Adapted from: Fried recipe & Oven-Fried

Cut chicken breast into thin slices. Roll in flour. Dip into beaten egg mixture. Lastly roll generously in the panko crumbs. Bake in oven for 15-20 minutes depending on doneness of chicken for 500 degrees.

I tried a mix of ketchup with soy sauce and it actually tasted ok.


simcooks said...

Did you add salt and pepper to season the chicken first? I haven't tried baking the chicken this way before. I usually pan fry it when I use the panko mix.

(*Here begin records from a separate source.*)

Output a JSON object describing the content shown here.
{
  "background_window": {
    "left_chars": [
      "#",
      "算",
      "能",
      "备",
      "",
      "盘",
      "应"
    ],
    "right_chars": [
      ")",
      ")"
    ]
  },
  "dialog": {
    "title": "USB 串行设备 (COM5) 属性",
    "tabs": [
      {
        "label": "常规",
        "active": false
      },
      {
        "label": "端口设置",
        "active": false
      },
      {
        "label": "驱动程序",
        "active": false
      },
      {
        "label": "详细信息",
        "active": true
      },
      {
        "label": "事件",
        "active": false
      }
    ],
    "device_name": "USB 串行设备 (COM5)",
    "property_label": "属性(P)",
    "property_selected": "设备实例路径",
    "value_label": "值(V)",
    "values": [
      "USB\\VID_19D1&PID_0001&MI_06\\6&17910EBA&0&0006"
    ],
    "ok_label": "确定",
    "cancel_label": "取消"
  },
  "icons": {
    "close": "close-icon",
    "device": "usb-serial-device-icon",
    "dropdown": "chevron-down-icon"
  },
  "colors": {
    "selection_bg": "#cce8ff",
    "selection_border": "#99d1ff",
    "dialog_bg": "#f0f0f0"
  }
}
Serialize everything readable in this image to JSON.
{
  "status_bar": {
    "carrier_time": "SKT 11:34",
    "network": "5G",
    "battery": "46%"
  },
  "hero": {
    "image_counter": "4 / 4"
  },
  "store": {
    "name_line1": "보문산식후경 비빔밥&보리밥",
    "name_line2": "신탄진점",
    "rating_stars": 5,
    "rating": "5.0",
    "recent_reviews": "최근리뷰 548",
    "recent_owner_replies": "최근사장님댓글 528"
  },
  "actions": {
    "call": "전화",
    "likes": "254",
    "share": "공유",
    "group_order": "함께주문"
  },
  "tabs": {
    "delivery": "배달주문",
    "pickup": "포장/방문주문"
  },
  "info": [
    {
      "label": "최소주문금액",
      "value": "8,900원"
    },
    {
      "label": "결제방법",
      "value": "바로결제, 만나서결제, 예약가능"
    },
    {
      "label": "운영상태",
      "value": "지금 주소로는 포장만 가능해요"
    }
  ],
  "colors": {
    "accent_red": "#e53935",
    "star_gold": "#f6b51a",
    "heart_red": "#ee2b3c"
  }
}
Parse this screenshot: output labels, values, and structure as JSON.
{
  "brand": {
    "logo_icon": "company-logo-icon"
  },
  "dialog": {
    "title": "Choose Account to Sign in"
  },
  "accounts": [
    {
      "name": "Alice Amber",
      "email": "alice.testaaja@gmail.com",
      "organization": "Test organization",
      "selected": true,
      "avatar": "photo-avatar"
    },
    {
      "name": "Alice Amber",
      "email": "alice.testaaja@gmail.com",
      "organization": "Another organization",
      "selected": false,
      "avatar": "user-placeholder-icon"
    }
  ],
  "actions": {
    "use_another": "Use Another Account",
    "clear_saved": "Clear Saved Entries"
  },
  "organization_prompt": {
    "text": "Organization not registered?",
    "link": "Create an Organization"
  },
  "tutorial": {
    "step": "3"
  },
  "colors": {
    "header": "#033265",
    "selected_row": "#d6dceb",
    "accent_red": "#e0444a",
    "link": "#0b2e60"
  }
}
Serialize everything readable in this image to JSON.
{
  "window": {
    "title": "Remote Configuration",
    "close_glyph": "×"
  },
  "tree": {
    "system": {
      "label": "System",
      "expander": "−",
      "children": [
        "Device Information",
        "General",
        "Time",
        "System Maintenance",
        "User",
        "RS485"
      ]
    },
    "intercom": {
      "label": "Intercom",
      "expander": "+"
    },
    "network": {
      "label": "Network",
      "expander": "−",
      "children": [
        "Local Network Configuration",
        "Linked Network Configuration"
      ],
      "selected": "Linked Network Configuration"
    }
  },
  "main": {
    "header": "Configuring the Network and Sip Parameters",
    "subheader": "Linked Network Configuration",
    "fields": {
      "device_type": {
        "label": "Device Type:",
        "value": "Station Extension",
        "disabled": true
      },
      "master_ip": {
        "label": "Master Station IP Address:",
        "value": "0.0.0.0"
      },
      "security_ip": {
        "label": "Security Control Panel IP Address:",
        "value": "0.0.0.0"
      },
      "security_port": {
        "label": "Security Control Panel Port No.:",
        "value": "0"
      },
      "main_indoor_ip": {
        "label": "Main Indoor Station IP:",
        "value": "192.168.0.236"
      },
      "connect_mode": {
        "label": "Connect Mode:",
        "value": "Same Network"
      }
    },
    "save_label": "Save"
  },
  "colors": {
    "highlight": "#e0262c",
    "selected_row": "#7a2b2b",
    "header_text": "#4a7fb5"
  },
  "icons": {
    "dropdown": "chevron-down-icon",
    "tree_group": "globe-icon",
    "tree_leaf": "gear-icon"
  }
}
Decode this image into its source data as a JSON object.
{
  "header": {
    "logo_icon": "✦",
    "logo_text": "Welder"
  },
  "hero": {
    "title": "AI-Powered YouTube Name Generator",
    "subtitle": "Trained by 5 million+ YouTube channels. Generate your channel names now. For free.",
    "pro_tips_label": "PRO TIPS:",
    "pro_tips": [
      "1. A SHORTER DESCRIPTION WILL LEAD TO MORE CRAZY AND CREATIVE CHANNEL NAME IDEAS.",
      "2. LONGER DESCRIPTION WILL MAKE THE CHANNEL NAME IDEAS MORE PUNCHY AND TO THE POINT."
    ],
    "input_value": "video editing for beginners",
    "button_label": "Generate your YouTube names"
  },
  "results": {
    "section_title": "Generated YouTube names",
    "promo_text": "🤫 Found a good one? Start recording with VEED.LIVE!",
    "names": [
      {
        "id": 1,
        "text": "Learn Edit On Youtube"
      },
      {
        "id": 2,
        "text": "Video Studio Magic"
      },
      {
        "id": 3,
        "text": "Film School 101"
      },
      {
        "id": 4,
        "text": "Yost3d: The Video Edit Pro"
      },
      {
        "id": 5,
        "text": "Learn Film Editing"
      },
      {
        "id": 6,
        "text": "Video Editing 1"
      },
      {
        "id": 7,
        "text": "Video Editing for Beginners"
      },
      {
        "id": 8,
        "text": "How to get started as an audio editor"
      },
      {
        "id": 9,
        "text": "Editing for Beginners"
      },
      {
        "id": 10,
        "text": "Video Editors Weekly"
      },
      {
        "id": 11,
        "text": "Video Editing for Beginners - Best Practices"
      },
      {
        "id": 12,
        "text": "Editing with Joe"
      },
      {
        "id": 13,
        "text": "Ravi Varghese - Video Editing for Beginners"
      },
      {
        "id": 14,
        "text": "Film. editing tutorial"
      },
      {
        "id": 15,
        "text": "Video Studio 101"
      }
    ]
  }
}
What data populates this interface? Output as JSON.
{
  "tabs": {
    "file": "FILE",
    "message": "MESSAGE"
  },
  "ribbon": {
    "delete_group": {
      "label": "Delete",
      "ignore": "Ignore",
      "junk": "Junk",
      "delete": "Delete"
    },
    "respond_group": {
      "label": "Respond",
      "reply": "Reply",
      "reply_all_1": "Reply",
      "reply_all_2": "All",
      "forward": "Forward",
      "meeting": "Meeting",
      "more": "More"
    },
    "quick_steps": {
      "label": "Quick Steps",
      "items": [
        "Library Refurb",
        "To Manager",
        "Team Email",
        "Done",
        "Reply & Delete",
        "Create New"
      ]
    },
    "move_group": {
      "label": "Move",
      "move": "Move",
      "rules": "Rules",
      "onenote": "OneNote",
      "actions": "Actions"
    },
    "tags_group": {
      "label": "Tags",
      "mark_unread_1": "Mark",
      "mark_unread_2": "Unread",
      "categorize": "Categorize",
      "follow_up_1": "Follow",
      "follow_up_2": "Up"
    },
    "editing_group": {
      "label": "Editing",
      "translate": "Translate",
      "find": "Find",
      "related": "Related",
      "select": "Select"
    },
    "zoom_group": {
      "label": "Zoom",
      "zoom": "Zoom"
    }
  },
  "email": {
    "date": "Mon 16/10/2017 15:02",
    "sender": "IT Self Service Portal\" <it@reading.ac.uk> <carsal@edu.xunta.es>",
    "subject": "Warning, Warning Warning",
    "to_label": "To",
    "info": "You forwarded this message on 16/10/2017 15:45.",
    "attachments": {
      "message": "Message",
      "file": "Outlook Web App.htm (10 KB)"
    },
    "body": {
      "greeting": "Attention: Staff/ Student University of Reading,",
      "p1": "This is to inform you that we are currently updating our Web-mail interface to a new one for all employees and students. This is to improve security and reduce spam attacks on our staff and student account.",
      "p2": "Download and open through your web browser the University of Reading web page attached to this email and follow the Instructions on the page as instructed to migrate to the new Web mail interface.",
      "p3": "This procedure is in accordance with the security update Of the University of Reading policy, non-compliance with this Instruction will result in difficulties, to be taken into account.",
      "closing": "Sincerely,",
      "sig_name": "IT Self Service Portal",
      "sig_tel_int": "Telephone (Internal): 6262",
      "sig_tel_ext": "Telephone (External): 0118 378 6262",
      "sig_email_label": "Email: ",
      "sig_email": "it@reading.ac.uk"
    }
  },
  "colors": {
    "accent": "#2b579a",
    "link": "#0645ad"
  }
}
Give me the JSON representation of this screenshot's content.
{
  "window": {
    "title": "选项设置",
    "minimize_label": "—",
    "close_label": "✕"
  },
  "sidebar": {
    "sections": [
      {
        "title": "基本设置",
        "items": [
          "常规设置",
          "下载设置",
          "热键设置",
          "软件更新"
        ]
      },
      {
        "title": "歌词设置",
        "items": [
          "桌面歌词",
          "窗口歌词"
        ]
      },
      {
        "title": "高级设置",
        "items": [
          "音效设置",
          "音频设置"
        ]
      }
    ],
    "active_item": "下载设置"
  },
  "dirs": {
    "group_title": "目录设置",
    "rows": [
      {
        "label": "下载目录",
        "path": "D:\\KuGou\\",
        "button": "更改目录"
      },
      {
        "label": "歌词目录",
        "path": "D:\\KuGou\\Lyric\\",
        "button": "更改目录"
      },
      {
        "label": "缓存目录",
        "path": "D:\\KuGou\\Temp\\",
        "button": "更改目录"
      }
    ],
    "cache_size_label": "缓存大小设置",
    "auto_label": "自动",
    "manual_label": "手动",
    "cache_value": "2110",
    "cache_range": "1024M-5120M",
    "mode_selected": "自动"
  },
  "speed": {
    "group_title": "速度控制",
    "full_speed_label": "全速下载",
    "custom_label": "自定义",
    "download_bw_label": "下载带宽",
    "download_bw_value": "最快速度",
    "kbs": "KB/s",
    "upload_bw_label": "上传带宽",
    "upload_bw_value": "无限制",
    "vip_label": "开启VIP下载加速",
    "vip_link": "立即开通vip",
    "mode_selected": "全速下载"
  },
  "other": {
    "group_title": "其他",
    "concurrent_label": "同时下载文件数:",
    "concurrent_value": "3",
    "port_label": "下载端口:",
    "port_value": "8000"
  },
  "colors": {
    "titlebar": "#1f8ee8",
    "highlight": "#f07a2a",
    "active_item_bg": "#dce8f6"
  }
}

Your chicken looks crispy and yummy!

BuddingCook said...

hi sim, thanks for coming to my blog. :) so pan fry is not deep frying right? i might try out your idea! :D the chicken was already preseasoned with terayaki flavor so i didn't add salt and pepper.

simcooks said...

Ya... Pan fry uses a lot less oil than deep fry. Just enough to coat the base of the pan or slightly more.

Kristan said...

Yay! I've been looking for a baked chicken katsu recipe, thanks!

unchienne said...

Thanks for the recipe. I love chicken katsu, but it sure does suck up a lot of oil...even at higher temps. Very glad to see there is a baked version that looks just as good.